In England, the land-lord class were transformed into a class of capitalist landowners who rented their land for money. We can now call them landlords, rather than land-lords, because now they are no longer rulers -- lords -- by virtue of owning land.
Thus Feudalism gave way to capitalism. Still, the hand of violence is concealed behind (and restrained by) a system of property. But property is abstracted. It is property in general -- not in a specific resource, such as land -- that is enforce by governmental violence, and forms the basis for exploitation. Conversely, the connection between the exploiter and the worker is no longer an exchange of resource for resource, but an exchange of resource (labor) for money. The worker's access to productive resources has been entirely alienated. The worker has no access to resources she or he may use for production for her or his own use, but must submit to the regimented direction of the employer. But, at the same time, the working class is stripped of all the special identities that had formerly marked the worker for exploitation. She or he is exploited not as a resident of a particular village or town, or as a slave of a particular master, or follower of a particular lord, but simply as a worker. Thus the working class as such emerges, and this new class has the potential to create a new, post-historical society without exploitation. The exploiting class requires the working class, but the working class does not require exploiters, and eventually will dispense with them, organizing production for its own benefit as a class. This new society is "socialism." Capitalism replaced feudalism through a series of revolutions, in which the class of "capitalists" or "merchants" fought and defeated the class of landlords. The emergence of the new socialist society will be no less revolutionary, in all probability. But these new revolutions will mark the end of the historic tale of classes, exploitation and surplus-value, and a return to the equality of prehistoric societies -- but without the poverty they had to endure.

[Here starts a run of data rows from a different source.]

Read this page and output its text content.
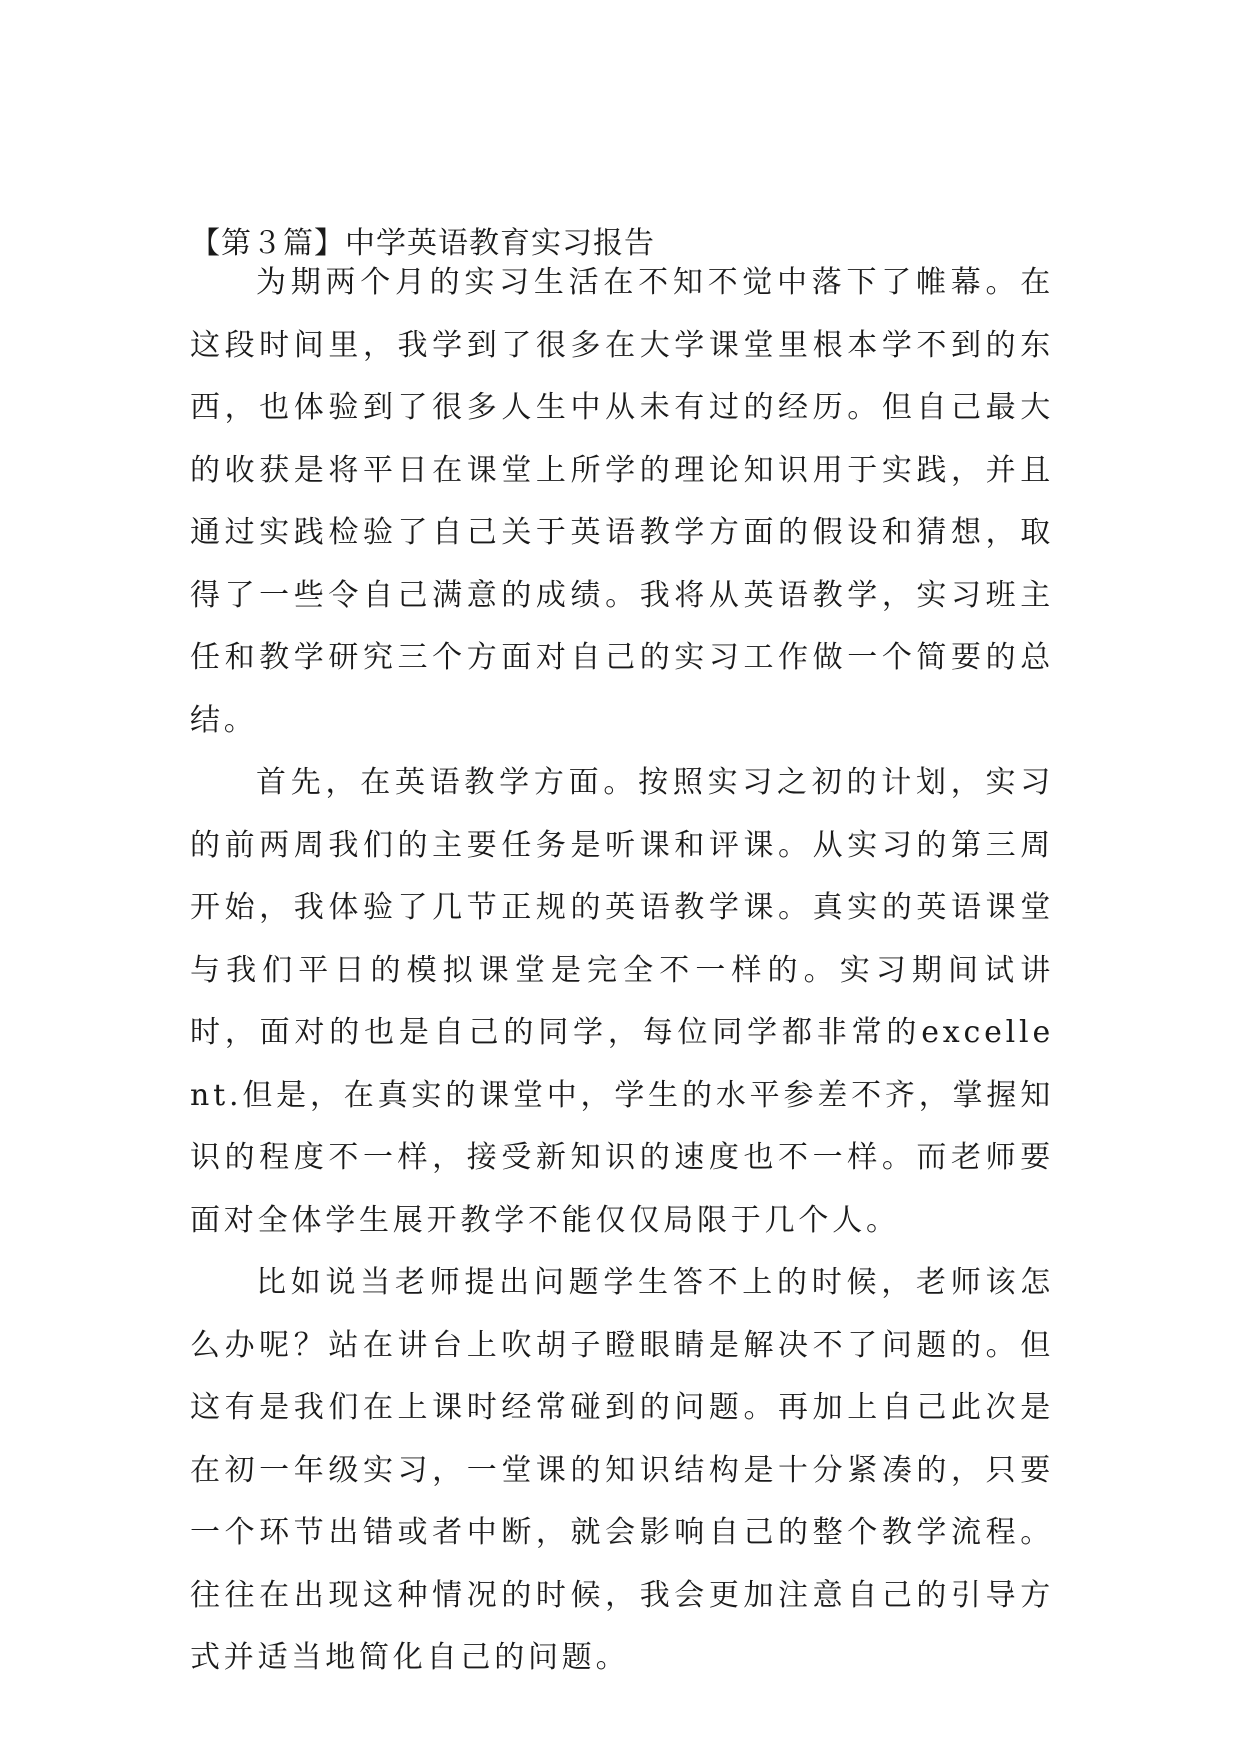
【第３篇】中学英语教育实习报告

为期两个月的实习生活在不知不觉中落下了帷幕。在这段时间里，我学到了很多在大学课堂里根本学不到的东西，也体验到了很多人生中从未有过的经历。但自己最大的收获是将平日在课堂上所学的理论知识用于实践，并且通过实践检验了自己关于英语教学方面的假设和猜想，取得了一些令自己满意的成绩。我将从英语教学，实习班主任和教学研究三个方面对自己的实习工作做一个简要的总结。

首先，在英语教学方面。按照实习之初的计划，实习的前两周我们的主要任务是听课和评课。从实习的第三周开始，我体验了几节正规的英语教学课。真实的英语课堂与我们平日的模拟课堂是完全不一样的。实习期间试讲时，面对的也是自己的同学，每位同学都非常的excellent.但是，在真实的课堂中，学生的水平参差不齐，掌握知识的程度不一样，接受新知识的速度也不一样。而老师要面对全体学生展开教学不能仅仅局限于几个人。

比如说当老师提出问题学生答不上的时候，老师该怎么办呢？站在讲台上吹胡子瞪眼睛是解决不了问题的。但这有是我们在上课时经常碰到的问题。再加上自己此次是在初一年级实习，一堂课的知识结构是十分紧凑的，只要一个环节出错或者中断，就会影响自己的整个教学流程。往往在出现这种情况的时候，我会更加注意自己的引导方式并适当地简化自己的问题。
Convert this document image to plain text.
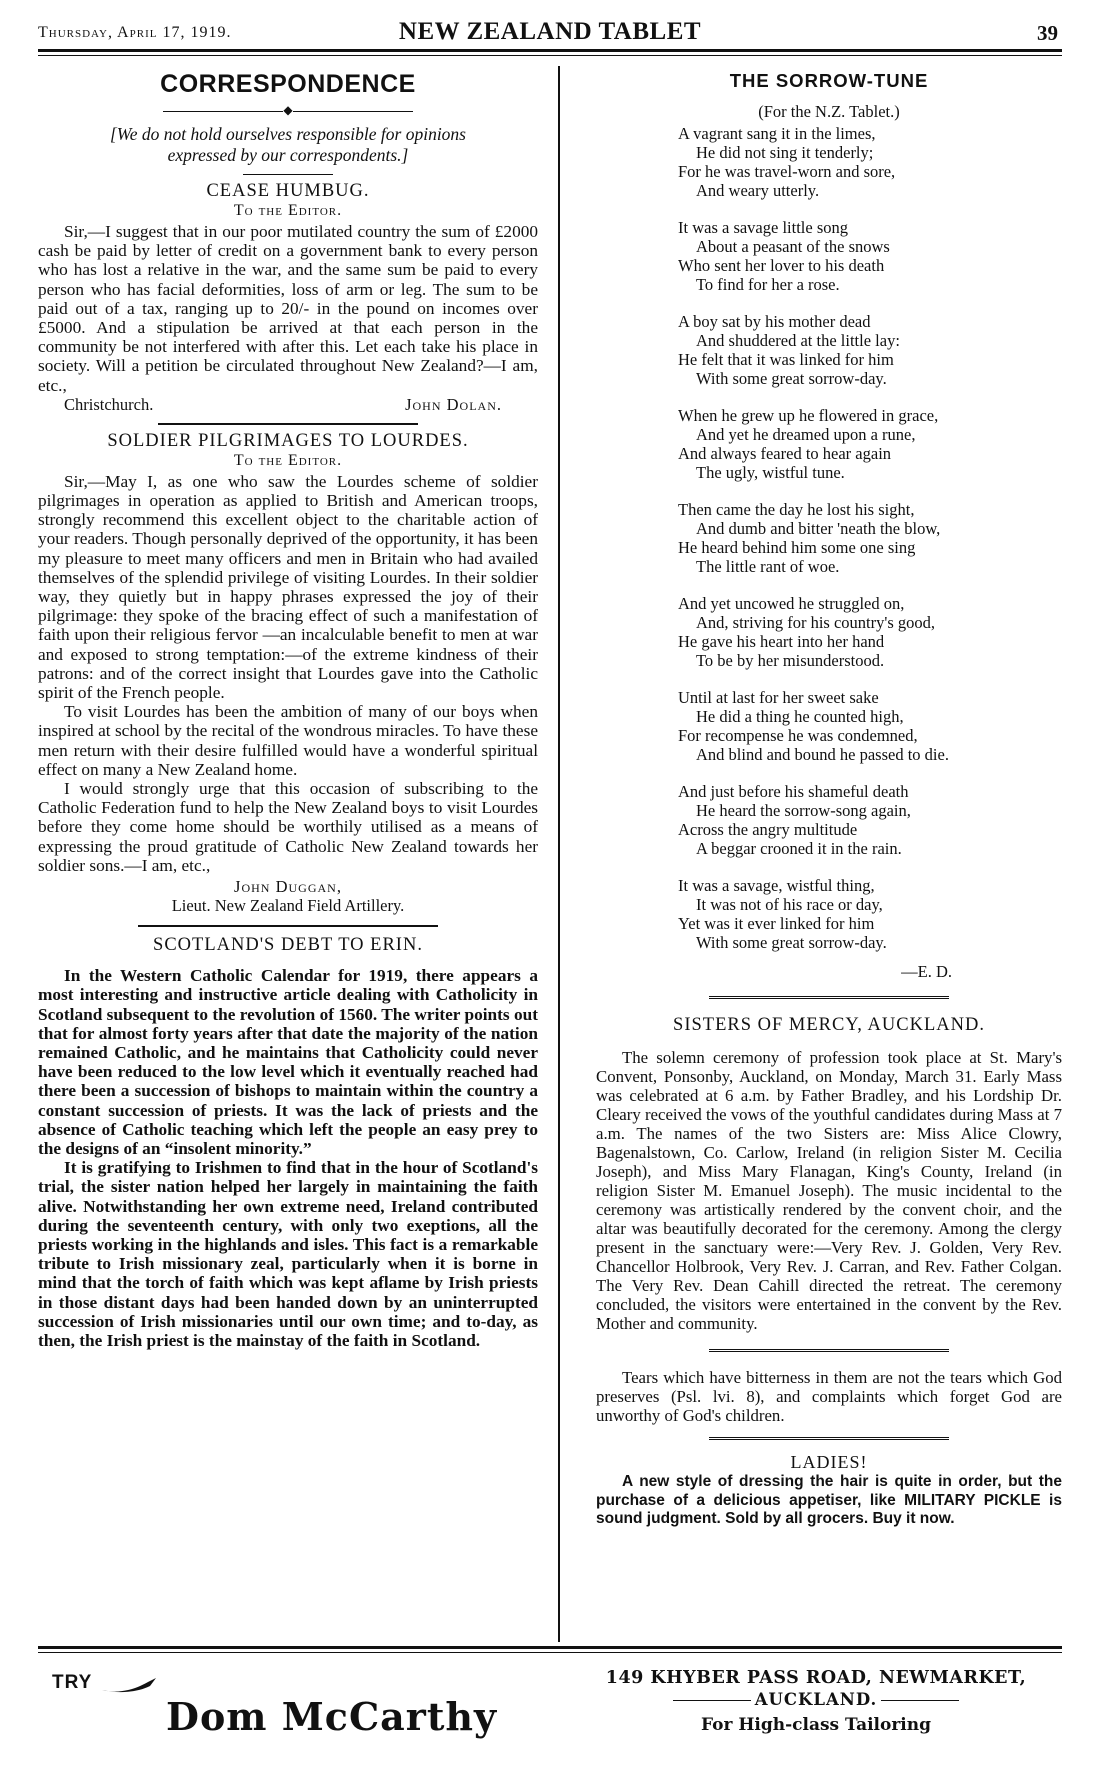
Thursday, April 17, 1919.	NEW ZEALAND TABLET	39
CORRESPONDENCE
◆
[We do not hold ourselves responsible for opinions
expressed by our correspondents.]
CEASE HUMBUG.
To the Editor.

Sir,—I suggest that in our poor mutilated country the sum of £2000 cash be paid by letter of credit on a government bank to every person who has lost a relative in the war, and the same sum be paid to every person who has facial deformities, loss of arm or leg. The sum to be paid out of a tax, ranging up to 20/- in the pound on incomes over £5000. And a stipulation be arrived at that each person in the community be not interfered with after this. Let each take his place in society. Will a petition be circulated throughout New Zealand?—I am, etc.,

Christchurch.	John Dolan.
SOLDIER PILGRIMAGES TO LOURDES.
To the Editor.

Sir,—May I, as one who saw the Lourdes scheme of soldier pilgrimages in operation as applied to British and American troops, strongly recommend this excellent object to the charitable action of your readers. Though personally deprived of the opportunity, it has been my pleasure to meet many officers and men in Britain who had availed themselves of the splendid privilege of visiting Lourdes. In their soldier way, they quietly but in happy phrases expressed the joy of their pilgrimage: they spoke of the bracing effect of such a manifestation of faith upon their religious fervor —an incalculable benefit to men at war and exposed to strong temptation:—of the extreme kindness of their patrons: and of the correct insight that Lourdes gave into the Catholic spirit of the French people.

To visit Lourdes has been the ambition of many of our boys when inspired at school by the recital of the wondrous miracles. To have these men return with their desire fulfilled would have a wonderful spiritual effect on many a New Zealand home.

I would strongly urge that this occasion of subscribing to the Catholic Federation fund to help the New Zealand boys to visit Lourdes before they come home should be worthily utilised as a means of expressing the proud gratitude of Catholic New Zealand towards her soldier sons.—I am, etc.,

John Duggan,
Lieut. New Zealand Field Artillery.
SCOTLAND'S DEBT TO ERIN.

In the Western Catholic Calendar for 1919, there appears a most interesting and instructive article dealing with Catholicity in Scotland subsequent to the revolution of 1560. The writer points out that for almost forty years after that date the majority of the nation remained Catholic, and he maintains that Catholicity could never have been reduced to the low level which it eventually reached had there been a succession of bishops to maintain within the country a constant succession of priests. It was the lack of priests and the absence of Catholic teaching which left the people an easy prey to the designs of an “insolent minority.”

It is gratifying to Irishmen to find that in the hour of Scotland's trial, the sister nation helped her largely in maintaining the faith alive. Notwithstanding her own extreme need, Ireland contributed during the seventeenth century, with only two exeptions, all the priests working in the highlands and isles. This fact is a remarkable tribute to Irish missionary zeal, particularly when it is borne in mind that the torch of faith which was kept aflame by Irish priests in those distant days had been handed down by an uninterrupted succession of Irish missionaries until our own time; and to-day, as then, the Irish priest is the mainstay of the faith in Scotland.

THE SORROW-TUNE
(For the N.Z. Tablet.)
A vagrant sang it in the limes,
He did not sing it tenderly;
For he was travel-worn and sore,
And weary utterly.
It was a savage little song
About a peasant of the snows
Who sent her lover to his death
To find for her a rose.
A boy sat by his mother dead
And shuddered at the little lay:
He felt that it was linked for him
With some great sorrow-day.
When he grew up he flowered in grace,
And yet he dreamed upon a rune,
And always feared to hear again
The ugly, wistful tune.
Then came the day he lost his sight,
And dumb and bitter 'neath the blow,
He heard behind him some one sing
The little rant of woe.
And yet uncowed he struggled on,
And, striving for his country's good,
He gave his heart into her hand
To be by her misunderstood.
Until at last for her sweet sake
He did a thing he counted high,
For recompense he was condemned,
And blind and bound he passed to die.
And just before his shameful death
He heard the sorrow-song again,
Across the angry multitude
A beggar crooned it in the rain.
It was a savage, wistful thing,
It was not of his race or day,
Yet was it ever linked for him
With some great sorrow-day.
—E. D.
SISTERS OF MERCY, AUCKLAND.

The solemn ceremony of profession took place at St. Mary's Convent, Ponsonby, Auckland, on Monday, March 31. Early Mass was celebrated at 6 a.m. by Father Bradley, and his Lordship Dr. Cleary received the vows of the youthful candidates during Mass at 7 a.m. The names of the two Sisters are: Miss Alice Clowry, Bagenalstown, Co. Carlow, Ireland (in religion Sister M. Cecilia Joseph), and Miss Mary Flanagan, King's County, Ireland (in religion Sister M. Emanuel Joseph). The music incidental to the ceremony was artistically rendered by the convent choir, and the altar was beautifully decorated for the ceremony. Among the clergy present in the sanctuary were:—Very Rev. J. Golden, Very Rev. Chancellor Holbrook, Very Rev. J. Carran, and Rev. Father Colgan. The Very Rev. Dean Cahill directed the retreat. The ceremony concluded, the visitors were entertained in the convent by the Rev. Mother and community.

Tears which have bitterness in them are not the tears which God preserves (Psl. lvi. 8), and complaints which forget God are unworthy of God's children.

LADIES!

A new style of dressing the hair is quite in order, but the purchase of a delicious appetiser, like MILITARY PICKLE is sound judgment. Sold by all grocers. Buy it now.

TRY
Dom McCarthy
149 KHYBER PASS ROAD, NEWMARKET,
AUCKLAND.
For High-class Tailoring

That's a summary of the Marxist theory of history. It is hard to evaluate such a theory as simply "true" or "false." Unavoidably, there is much in a theory of history that rests on interpretation and even conjecture. But what are the alternatives? Most theories of history are based on some belief in the supernatural. Marxism is not: it has attempted to account for the great trends of history on the basis of human mind and material nature. Perhaps the reader will be able to name a theory of history that has done this more successfully. I cannot.